The Great Teacher had bidden men, 'Love your enemies.' He instituted a brotherhood embracing 'believers.'

The Great Teacher had sought men's hearts. He was content with a confession of belief.

The Great Teacher had taught principles. He left precepts for the guidance of his followers.

The Great Teacher had been tempted as all men are tempted, but had never faltered, never stumbled, never failed. The later teacher claimed a 'divine' indulgence for his sins.

The Great Teacher suffered and laid down His life for men—the other decreed that his dominion should be extended by the sword.

Mohammed's Claim to supersede Christ.

Islam is the one religion which throws down a challenge to the Gospel; others came before and knew not the Christ. Mohammed alone of all religious teachers has measured himself beside the holy JESUS, and, coming after Him, claims to supersede Him. That is Islam's challenge to the Church of Christ to-day.

The Crusades.

That challenge, if not in its full meaning, at least in its terror, was a very real and threatening thing to European Christendom in its early centuries, when Saracens and Turks had almost surrounded the Mediterranean, had conquered Spain, threatened France, sacked Moscow, and held Damascus and Jerusalem, Bethlehem, Nazareth, and Olivet. And Christendom took up the gauntlet. If Islam attested its right by its conquests, so then would the Church. And the Christian countries of Europe poured forth their earnest, ignorant rabble and the glory of their chivalry, with crosses on their sword-hilts, and banners with 'Dieu le veult' floating above them, to the Holy War, to recover Jerusalem from the Turks. Hundreds of thousands of the nobility and yeomen of Europe laid down their lives with a feverish zeal in each Crusade, and a long and ghastly line of bones whitened the roads through Hungary to the East.

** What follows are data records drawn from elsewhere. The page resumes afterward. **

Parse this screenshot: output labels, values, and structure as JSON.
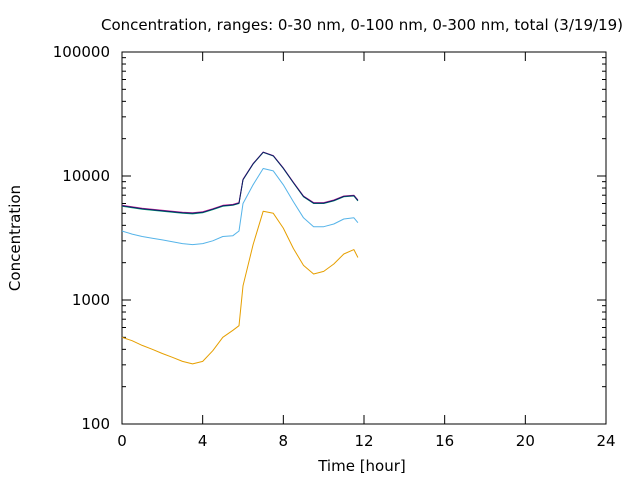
{
  "chart_data": {
    "type": "line",
    "title": "Concentration, ranges: 0-30 nm, 0-100 nm, 0-300 nm, total (3/19/19)",
    "xlabel": "Time [hour]",
    "ylabel": "Concentration",
    "xlim": [
      0,
      24
    ],
    "ylim": [
      100,
      100000
    ],
    "yscale": "log",
    "x_ticks": [
      0,
      4,
      8,
      12,
      16,
      20,
      24
    ],
    "x_tick_labels": [
      "0",
      "4",
      "8",
      "12",
      "16",
      "20",
      "24"
    ],
    "y_ticks": [
      100,
      1000,
      10000,
      100000
    ],
    "y_tick_labels": [
      "100",
      "1000",
      "10000",
      "100000"
    ],
    "grid": false,
    "legend": "none",
    "x": [
      0,
      0.5,
      1,
      1.5,
      2,
      2.5,
      3,
      3.5,
      4,
      4.5,
      5,
      5.5,
      5.8,
      6,
      6.5,
      7,
      7.5,
      8,
      8.5,
      9,
      9.5,
      10,
      10.5,
      11,
      11.5,
      11.7
    ],
    "series": [
      {
        "color": "#e69f00",
        "values": [
          500,
          470,
          430,
          400,
          370,
          345,
          320,
          305,
          320,
          390,
          500,
          570,
          620,
          1300,
          2800,
          5200,
          5000,
          3800,
          2600,
          1900,
          1620,
          1700,
          1950,
          2350,
          2550,
          2200
        ]
      },
      {
        "color": "#56b4e9",
        "values": [
          3600,
          3400,
          3250,
          3150,
          3050,
          2950,
          2850,
          2800,
          2850,
          3000,
          3250,
          3300,
          3600,
          6000,
          8500,
          11500,
          11000,
          8500,
          6200,
          4600,
          3900,
          3900,
          4100,
          4500,
          4600,
          4200
        ]
      },
      {
        "color": "#009e73",
        "values": [
          5700,
          5550,
          5400,
          5300,
          5200,
          5100,
          5000,
          4950,
          5050,
          5350,
          5700,
          5800,
          6000,
          9300,
          12500,
          15500,
          14500,
          11500,
          8800,
          6800,
          6000,
          6000,
          6300,
          6800,
          6900,
          6300
        ]
      },
      {
        "color": "#cc2299",
        "values": [
          5800,
          5650,
          5500,
          5400,
          5300,
          5200,
          5100,
          5050,
          5150,
          5450,
          5800,
          5900,
          6100,
          9400,
          12600,
          15600,
          14600,
          11600,
          8900,
          6900,
          6100,
          6100,
          6400,
          6900,
          7000,
          6400
        ]
      },
      {
        "color": "#0a1f66",
        "values": [
          5750,
          5600,
          5450,
          5350,
          5250,
          5150,
          5050,
          5000,
          5100,
          5400,
          5750,
          5850,
          6050,
          9350,
          12550,
          15550,
          14550,
          11550,
          8850,
          6850,
          6050,
          6050,
          6350,
          6850,
          6950,
          6350
        ]
      }
    ]
  }
}
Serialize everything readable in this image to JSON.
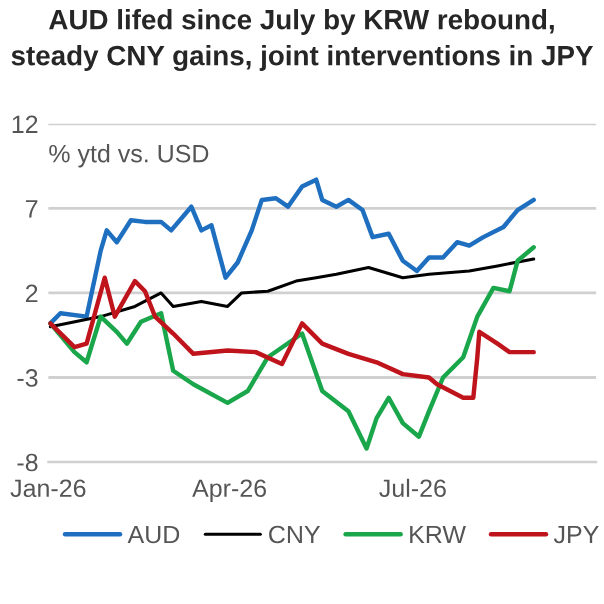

The Crusades present at once one of the grandest pictures of misguided zeal, and one of the blackest crimes in history; for they were the very denial of the Gospel for which they contended, and the arms of Christian knights were stained with acts of barbarity and cruelty more heathenish than those of their Turkish foes. Christendom was repulsed, fighting with the Moslem weapon, and it seemed to many as though the Church had tried in vain her only weapon—the weapon of force. Popes there were, and monks and priests, and those who should have been the shepherds of the flock, yet none saw that the Church had cast aside the one method that never fails.